Fine date, by me, at least. It's time enough to enjoy the Wii a bit more, get used with the 3DS, make people think a bit more about getting the new consoles and it's just before the holidays. But I still think Nintendo could wait a bit more to release a new console and focus on getting more 3rd party support, working on the upcoming launch titles and on making the WiiU's release a groundbreaking one.
Also, waiting for the graphical material to get cheaper wouldn't hurt either. That also works for Sony and Microsoft.
@Brick Nintendo practically handed the 3DS launch lineup on a silver platter to third-parties, and look how well that turned out. I just don't see people buying a Wii U for the third-party games, unless they don't have a PS360, in which case it doesn't matter what month the system launches. But, I also don't think it was ever about the numbers. Third-party games didn't come to the Wii because the hardware wasn't capable enough to handle the games they wanted to make, but that excuse makes them sound lazy. So, they came up with other reasons why they didn't release games on the Wii, sales being one of them. Low sales haven't stopped them from releasing games on the PS3, Xbox 360, and PC. Plus, games like Resident Evil 4 sold over a million copies on the Wii, but did the Wii get Resident Evil 5? Nope.

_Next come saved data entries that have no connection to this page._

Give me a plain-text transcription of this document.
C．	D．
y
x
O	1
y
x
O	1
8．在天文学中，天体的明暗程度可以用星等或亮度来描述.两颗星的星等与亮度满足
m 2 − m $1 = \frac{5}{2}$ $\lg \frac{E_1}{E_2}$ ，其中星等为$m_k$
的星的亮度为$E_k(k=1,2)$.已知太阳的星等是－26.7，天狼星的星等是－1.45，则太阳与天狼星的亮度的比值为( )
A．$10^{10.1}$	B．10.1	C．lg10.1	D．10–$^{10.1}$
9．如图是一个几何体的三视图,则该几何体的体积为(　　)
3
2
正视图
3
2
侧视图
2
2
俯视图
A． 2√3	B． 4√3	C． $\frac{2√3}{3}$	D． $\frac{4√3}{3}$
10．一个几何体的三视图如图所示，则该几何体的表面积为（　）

Third-parties are playing a rigged game, and if the sales excuse no longer flies, they'll find some other reason to not develop on a Nintendo platform. So, I don't get caught up in the numbers, and I just buy whatever game I want to play on whatever platform I want it on. I suggest everyone else do the same, and the reason to buy a game shouldn't be because it may or may not lead to other games you may want in the future. That's like a hostage situation, and we shouldn't put ourselves in that position.

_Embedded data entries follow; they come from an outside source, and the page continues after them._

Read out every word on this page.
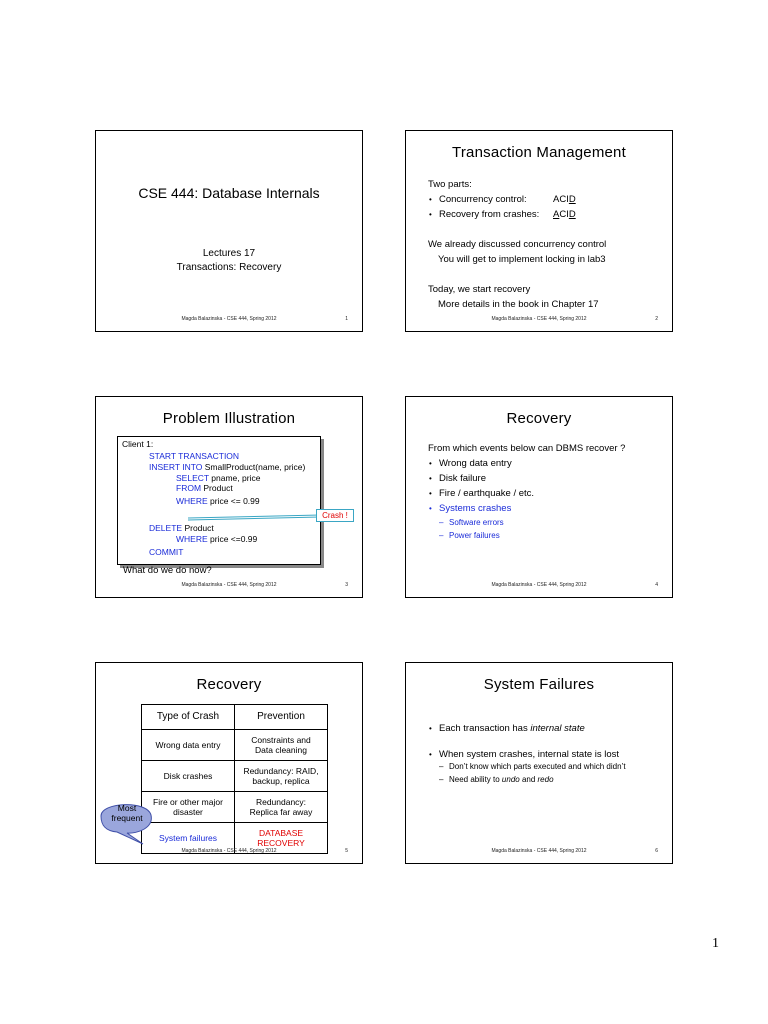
CSE 444: Database Internals
Lectures 17
Transactions: Recovery
Magda Balazinska - CSE 444, Spring 2012	1
Transaction Management
Two parts:
• Concurrency control:	ACID
• Recovery from crashes: ACID
We already discussed concurrency control
You will get to implement locking in lab3
Today, we start recovery
More details in the book in Chapter 17
Magda Balazinska - CSE 444, Spring 2012	2
Problem Illustration
Client 1:
START TRANSACTION
INSERT INTO SmallProduct(name, price)
SELECT pname, price
FROM Product
WHERE price <= 0.99
DELETE Product
WHERE price <=0.99
COMMIT
Crash !
What do we do now?
Magda Balazinska - CSE 444, Spring 2012	3
Recovery
From which events below can DBMS recover ?
• Wrong data entry
• Disk failure
• Fire / earthquake / etc.
• Systems crashes
– Software errors
– Power failures
Magda Balazinska - CSE 444, Spring 2012	4
Recovery
Type of Crash	Prevention
Wrong data entry	Constraints and Data cleaning
Disk crashes	Redundancy: RAID, backup, replica
Fire or other major disaster	Redundancy: Replica far away
System failures	DATABASE RECOVERY
Most frequent
Magda Balazinska - CSE 444, Spring 2012	5
System Failures
• Each transaction has internal state
• When system crashes, internal state is lost
– Don’t know which parts executed and which didn’t
– Need ability to undo and redo
Magda Balazinska - CSE 444, Spring 2012	6
1
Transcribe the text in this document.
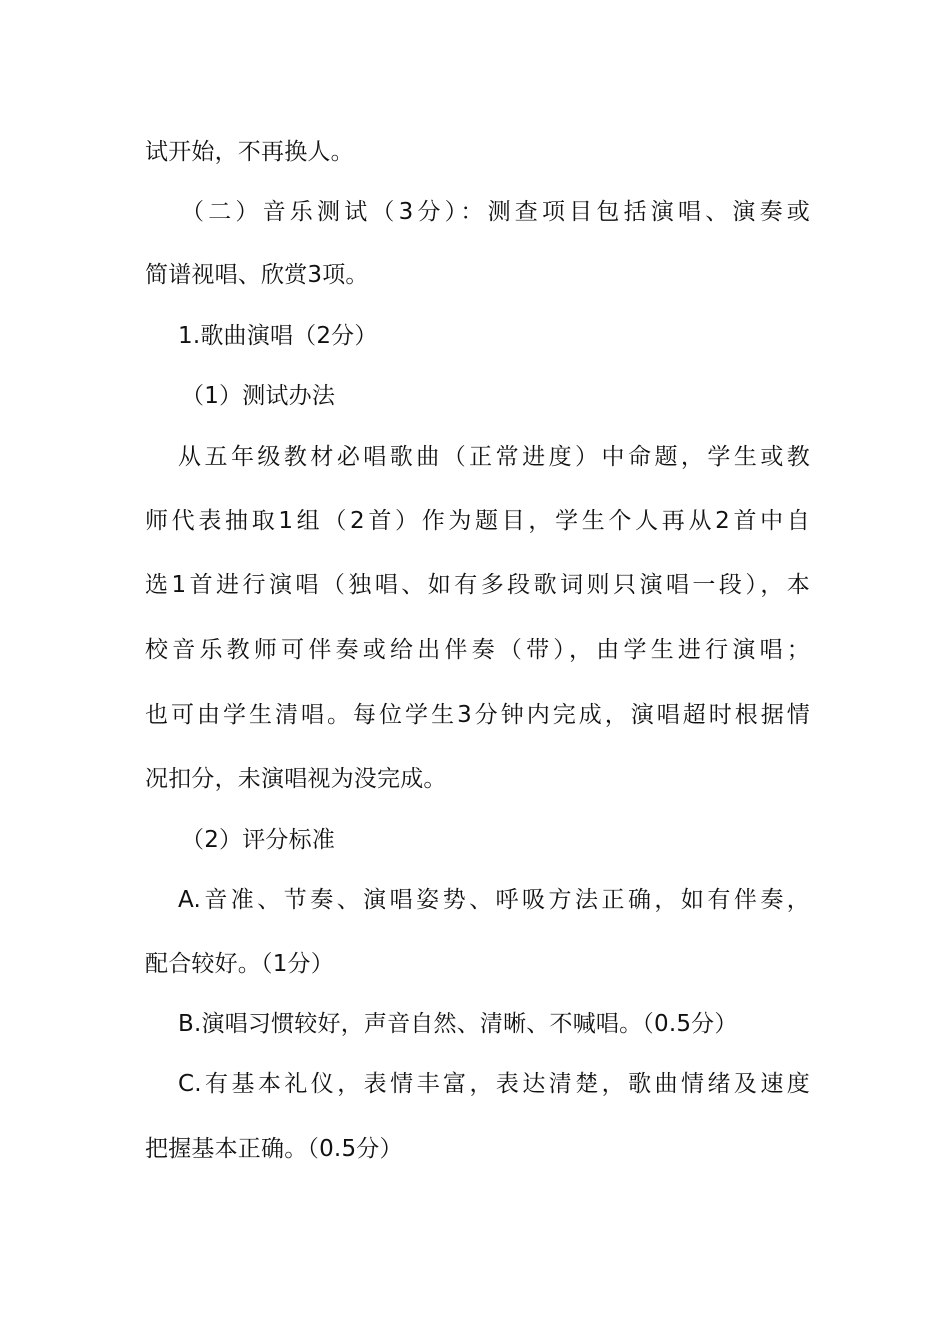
试开始，不再换人。
（二）音乐测试（3分）：测查项目包括演唱、演奏或
简谱视唱、欣赏3项。
1.歌曲演唱（2分）
（1）测试办法
从五年级教材必唱歌曲（正常进度）中命题，学生或教
师代表抽取1组（2首）作为题目，学生个人再从2首中自
选1首进行演唱（独唱、如有多段歌词则只演唱一段），本
校音乐教师可伴奏或给出伴奏（带），由学生进行演唱；
也可由学生清唱。每位学生3分钟内完成，演唱超时根据情
况扣分，未演唱视为没完成。
（2）评分标准
A.音准、节奏、演唱姿势、呼吸方法正确，如有伴奏，
配合较好。（1分）
B.演唱习惯较好，声音自然、清晰、不喊唱。（0.5分）
C.有基本礼仪，表情丰富，表达清楚，歌曲情绪及速度
把握基本正确。（0.5分）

Actually, I'd say developer laziness is what earned them low sales on Wii to start with.
I agree that major 3rd parties didn't come to Wii because the platform wasn't conducive to the types of games they wanted to make. But would you call that lazy? I'd call it motivated to reach a higher vision.
If they were lazy then they all would have jumped on board the Wii-boat when it was selling gangbusters and just developed "last gen" games for it exclusively, pushing no technical boundaries. That would have been lazy.

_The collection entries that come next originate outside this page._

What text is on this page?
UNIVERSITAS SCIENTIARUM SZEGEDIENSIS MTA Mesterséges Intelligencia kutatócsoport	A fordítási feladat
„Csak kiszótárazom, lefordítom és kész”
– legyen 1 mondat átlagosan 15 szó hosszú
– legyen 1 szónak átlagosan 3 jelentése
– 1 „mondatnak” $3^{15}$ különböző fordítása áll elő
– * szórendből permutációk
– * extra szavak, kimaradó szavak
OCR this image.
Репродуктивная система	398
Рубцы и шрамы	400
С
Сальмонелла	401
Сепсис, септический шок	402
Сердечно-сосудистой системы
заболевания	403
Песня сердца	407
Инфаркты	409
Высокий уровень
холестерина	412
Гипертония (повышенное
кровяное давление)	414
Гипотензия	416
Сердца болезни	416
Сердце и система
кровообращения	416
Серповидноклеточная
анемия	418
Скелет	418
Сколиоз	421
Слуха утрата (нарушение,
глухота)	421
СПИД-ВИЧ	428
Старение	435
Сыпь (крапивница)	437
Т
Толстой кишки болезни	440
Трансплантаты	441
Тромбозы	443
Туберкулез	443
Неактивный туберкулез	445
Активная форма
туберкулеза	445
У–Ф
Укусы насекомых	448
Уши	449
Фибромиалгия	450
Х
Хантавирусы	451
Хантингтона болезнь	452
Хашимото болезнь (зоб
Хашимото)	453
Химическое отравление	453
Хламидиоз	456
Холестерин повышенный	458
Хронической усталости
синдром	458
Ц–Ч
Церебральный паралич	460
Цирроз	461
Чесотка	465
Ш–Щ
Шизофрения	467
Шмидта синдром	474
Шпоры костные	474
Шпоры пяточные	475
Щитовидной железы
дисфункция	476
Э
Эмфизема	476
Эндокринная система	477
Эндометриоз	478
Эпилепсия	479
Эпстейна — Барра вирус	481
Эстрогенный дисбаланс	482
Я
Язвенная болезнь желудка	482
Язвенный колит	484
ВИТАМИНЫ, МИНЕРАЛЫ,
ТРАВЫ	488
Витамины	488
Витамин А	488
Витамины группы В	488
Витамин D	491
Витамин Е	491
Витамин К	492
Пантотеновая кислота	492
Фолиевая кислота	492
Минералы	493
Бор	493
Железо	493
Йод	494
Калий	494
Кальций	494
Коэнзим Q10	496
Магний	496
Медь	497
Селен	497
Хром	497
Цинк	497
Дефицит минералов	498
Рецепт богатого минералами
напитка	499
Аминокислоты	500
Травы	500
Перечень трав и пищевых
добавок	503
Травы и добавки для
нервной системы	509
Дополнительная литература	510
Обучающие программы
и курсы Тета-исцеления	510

What they did instead was throw bush-league teams on to Wii projects with abysmal budgets, in affect offering crap support. 3rd-parties got burned on Wii because they didn't even bring their A game and were rewarded in turn with low sales. Now that was lazy.
@New Forms No, I don't think it's lazy to skip the Wii if a company has an ambitious game in mind that wouldn't work on the Wii. I just think that third-parties believed that reason would give them a negative perception from the Wii audience, whether it's true or not. "We don't think your platform is good enough" is probably the message they thought it'd send, and they wanted Wii owners to buy the games they did release, so they didn't want to make it sound like an inferior platform.
And if a company doesn't want to make games for the Wii U for whatever reason, they will find some reason to justify it, even if the sales are good.
The majority of 3rd parties didn't come to the Wii not because of the platform itself (developers don't mind making handheld, downloadable, even... ew... iPhone games if there is money to be had, tech be damned) but because the platform pretty much had to be developed for exclusively, whereas they could make PS3/360/PC games elsewhere.